R100m cancer unit for Mthatha

    The Eastern Cape health department has set aside R100-million to build the much-needed oncology unit at the Nelson Mandela Academic Hospital.

    The Nelson Mandela Academic Hospital

    The construction project is expected to take three years, starting this financial year, with R31-million to be spend during phase one of the project.

    Phases two and three are expected to be undertaken in the 2018-19 and 2019-20 financial years.

    When completed, cancer patients from as far as Mbizana, Lusikisiki and Mthatha, who previously had to travel to East London and Port Elizabeth for treatment, will no longer have to travel long distances.
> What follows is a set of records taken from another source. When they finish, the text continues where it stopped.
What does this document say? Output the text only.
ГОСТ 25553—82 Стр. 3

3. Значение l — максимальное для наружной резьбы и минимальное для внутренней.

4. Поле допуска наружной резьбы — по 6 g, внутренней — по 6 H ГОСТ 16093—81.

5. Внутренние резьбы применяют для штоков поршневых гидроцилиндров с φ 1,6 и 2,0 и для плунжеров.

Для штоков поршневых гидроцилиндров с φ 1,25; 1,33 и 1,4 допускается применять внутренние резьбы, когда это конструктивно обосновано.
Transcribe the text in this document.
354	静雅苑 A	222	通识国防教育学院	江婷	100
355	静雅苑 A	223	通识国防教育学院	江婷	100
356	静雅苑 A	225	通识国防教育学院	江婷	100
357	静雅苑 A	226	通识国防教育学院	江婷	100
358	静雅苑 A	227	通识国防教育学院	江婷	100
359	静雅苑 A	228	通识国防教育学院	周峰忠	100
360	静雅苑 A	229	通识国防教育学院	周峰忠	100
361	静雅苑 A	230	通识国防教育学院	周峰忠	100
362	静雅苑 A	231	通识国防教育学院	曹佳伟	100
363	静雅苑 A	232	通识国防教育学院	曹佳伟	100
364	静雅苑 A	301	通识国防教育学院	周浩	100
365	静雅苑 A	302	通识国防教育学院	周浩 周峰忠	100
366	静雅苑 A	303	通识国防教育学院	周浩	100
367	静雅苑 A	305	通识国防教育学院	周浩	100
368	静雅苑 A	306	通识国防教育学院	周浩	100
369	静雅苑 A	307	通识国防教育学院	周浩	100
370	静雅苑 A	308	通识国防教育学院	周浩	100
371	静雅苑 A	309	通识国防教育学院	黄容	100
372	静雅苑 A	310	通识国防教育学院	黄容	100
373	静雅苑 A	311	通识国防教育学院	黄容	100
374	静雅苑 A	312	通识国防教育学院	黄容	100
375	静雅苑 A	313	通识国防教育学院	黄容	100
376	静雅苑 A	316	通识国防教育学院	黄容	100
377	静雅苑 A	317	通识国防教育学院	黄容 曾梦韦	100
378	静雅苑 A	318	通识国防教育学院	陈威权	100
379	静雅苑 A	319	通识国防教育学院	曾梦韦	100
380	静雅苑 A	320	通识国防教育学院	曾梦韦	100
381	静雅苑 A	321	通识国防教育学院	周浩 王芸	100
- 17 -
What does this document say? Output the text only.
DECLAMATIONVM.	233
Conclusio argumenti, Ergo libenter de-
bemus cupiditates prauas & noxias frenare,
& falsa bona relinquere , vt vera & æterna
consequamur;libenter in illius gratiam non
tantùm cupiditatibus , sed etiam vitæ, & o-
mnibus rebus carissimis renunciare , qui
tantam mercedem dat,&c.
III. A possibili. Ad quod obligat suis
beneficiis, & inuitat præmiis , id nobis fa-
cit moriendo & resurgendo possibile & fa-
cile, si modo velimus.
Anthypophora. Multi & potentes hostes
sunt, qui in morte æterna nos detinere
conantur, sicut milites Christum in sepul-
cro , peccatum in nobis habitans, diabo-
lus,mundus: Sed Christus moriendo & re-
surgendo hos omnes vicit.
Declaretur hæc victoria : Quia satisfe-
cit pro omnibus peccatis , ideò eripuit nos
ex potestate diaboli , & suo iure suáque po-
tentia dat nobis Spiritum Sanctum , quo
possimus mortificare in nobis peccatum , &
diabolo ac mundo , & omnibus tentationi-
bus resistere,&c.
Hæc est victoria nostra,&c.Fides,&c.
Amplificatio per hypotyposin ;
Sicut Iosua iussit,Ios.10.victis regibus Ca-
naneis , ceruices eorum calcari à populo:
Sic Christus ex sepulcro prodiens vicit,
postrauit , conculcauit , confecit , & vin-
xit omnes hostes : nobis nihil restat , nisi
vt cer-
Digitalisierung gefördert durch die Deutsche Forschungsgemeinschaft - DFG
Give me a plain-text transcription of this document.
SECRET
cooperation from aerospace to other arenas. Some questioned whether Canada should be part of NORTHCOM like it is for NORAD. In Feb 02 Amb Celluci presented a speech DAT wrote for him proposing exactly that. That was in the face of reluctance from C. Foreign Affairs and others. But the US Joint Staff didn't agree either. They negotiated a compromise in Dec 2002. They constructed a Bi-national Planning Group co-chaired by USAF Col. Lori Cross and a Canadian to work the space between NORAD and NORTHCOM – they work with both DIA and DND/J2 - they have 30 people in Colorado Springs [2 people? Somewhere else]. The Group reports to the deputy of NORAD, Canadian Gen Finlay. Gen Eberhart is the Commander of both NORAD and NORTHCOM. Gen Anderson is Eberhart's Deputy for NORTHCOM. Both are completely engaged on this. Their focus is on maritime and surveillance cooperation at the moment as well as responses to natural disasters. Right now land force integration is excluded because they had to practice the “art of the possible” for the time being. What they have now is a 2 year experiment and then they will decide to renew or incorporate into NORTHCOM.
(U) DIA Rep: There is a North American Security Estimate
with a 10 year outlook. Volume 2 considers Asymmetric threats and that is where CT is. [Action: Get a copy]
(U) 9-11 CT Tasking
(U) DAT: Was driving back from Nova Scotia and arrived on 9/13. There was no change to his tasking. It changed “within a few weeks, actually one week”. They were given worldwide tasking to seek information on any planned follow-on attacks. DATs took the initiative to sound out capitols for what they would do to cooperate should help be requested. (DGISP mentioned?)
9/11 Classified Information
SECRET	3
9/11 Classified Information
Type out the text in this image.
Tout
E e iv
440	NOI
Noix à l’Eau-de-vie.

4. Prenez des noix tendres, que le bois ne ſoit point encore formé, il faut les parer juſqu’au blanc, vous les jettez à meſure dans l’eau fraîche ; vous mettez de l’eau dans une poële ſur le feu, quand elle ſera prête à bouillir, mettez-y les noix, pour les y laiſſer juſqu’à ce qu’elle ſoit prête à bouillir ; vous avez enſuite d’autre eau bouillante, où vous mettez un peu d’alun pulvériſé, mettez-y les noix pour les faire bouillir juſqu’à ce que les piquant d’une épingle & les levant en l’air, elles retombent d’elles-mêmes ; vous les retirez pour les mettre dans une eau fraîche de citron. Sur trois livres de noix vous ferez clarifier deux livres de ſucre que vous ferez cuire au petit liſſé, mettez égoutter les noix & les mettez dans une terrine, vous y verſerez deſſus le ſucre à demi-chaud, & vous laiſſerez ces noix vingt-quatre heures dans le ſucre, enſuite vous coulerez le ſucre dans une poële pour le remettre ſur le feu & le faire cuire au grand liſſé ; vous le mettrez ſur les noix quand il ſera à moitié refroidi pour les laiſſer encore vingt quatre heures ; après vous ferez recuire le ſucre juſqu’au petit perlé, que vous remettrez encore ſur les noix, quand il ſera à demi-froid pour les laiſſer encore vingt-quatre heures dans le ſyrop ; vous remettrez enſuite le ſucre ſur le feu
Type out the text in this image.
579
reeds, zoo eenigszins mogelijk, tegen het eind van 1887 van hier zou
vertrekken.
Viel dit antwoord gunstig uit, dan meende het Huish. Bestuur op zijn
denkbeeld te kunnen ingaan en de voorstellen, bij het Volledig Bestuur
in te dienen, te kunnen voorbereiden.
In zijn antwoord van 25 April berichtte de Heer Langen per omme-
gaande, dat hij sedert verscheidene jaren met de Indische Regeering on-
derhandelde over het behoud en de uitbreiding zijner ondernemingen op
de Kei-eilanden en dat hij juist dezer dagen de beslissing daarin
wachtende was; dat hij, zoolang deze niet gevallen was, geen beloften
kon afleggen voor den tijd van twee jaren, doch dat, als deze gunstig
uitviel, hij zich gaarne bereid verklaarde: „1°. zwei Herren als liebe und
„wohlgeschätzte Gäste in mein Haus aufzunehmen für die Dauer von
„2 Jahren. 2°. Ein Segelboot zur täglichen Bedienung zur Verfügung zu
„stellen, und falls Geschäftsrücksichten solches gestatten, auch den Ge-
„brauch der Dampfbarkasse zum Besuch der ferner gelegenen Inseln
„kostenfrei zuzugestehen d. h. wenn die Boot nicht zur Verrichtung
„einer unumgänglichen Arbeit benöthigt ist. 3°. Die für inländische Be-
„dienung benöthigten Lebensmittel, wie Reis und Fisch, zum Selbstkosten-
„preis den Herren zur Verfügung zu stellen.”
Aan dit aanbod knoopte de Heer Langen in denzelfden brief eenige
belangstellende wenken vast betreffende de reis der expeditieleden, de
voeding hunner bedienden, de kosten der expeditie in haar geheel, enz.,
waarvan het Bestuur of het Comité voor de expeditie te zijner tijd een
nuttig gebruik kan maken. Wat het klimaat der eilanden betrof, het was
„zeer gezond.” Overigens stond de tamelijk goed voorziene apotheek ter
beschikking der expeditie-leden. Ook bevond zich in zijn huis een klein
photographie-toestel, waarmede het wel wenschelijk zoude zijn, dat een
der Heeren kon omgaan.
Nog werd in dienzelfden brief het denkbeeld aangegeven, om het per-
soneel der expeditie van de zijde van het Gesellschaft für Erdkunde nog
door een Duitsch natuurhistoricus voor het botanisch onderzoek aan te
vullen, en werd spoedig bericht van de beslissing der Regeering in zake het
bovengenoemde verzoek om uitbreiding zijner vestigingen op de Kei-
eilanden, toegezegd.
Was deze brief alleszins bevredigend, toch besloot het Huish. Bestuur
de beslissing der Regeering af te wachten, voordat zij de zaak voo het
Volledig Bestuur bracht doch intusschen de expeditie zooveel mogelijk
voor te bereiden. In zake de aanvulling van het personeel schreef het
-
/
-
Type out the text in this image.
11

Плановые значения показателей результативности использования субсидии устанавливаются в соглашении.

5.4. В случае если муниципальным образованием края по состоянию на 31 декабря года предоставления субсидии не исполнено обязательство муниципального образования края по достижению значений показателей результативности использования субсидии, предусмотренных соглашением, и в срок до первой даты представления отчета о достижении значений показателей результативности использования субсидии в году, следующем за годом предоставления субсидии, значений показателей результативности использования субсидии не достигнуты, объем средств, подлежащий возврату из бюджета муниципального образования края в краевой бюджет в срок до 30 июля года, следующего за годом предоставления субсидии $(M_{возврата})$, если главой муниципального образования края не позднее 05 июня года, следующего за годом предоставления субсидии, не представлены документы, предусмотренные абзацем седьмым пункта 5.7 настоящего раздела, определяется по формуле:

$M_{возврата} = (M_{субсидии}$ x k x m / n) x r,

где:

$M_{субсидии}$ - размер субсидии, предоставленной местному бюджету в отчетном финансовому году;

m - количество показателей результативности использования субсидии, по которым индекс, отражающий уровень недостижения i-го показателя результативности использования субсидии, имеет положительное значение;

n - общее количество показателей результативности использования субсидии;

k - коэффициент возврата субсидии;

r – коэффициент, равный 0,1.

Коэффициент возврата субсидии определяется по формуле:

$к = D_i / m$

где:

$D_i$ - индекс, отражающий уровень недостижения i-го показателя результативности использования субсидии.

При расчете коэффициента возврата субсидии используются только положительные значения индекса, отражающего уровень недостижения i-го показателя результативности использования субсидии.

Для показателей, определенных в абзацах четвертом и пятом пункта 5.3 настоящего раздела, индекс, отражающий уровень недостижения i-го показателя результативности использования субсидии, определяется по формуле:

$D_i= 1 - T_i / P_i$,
    Provincial health spokesman Sizwe Kupelo said building a R100-million oncology unit was not a solution because the department wanted to develop and improve primary healthcare.

    The department will build the oncology unit to be filled with state-of-the-art equipment and wards.

    According to Kupelo, phase one has already begun and the funds allocated will be used for building works, which will be followed by the procurement of a linear accelerator.

    A linear accelerator (Linac) is the device most commonly used for external beam radiation treatments for patients with cancer.

    The linear accelerator is used to treat all parts/organs of the body.

    It delivers high-energy X-rays or electrons to the region of the patient’s tumour.

    Kupelo said the human resources part of the project would be done in 2018-19.

    “This will come as a relief for a number of people. There is an issue with cancer statistics in the province and this unit will alleviate the pressure on our people in that part of the country,” he said.

    Kupelo said one of the problems faced by the department was people taking too long to seek medical help.

    He said the challenge was often seen in men with prostate cancer, where it is only discovered at stage three or four.

    “Men in that part of the province come to our facilities very late because they start by consulting traditional healers and they think they have been bewitched by jealous lovers in what is commonly known as ibekelo,” he said.

    “Our people come very late because anything that is around the genitals is considered to be taboo.

    “Men who are 40 years old and older must frequently go for prostate cancer checks every year.”

    Kupelo said getting tested early meant patients could be treated early but not being diagnosed early enough was also hard on doctors, who had to send people home because they could not be treated.

    When cancer is too advanced, doctors cannot provide treatment and tell patients to go home, he said.

    “Former president Nelson Mandela and [retired] archbishop Desmond Tutu were diagnosed and treated early and they are the prime example of what we want to teach our people because both these icons lived long lives after being treated,” he said.

    Currently, oncology services in the Eastern Cape are only available at East London’s Frere Hospital and Port Elizabeth’s Livingstone Hospital. Cancer patients coming from rural areas in the OR Tambo district still have to travel far to get the treatment they need.

    “We are going to hire specialists to run that unit,” Kupelo said.

    He also urged women to go for pap smears and breast tests, known as mammograms.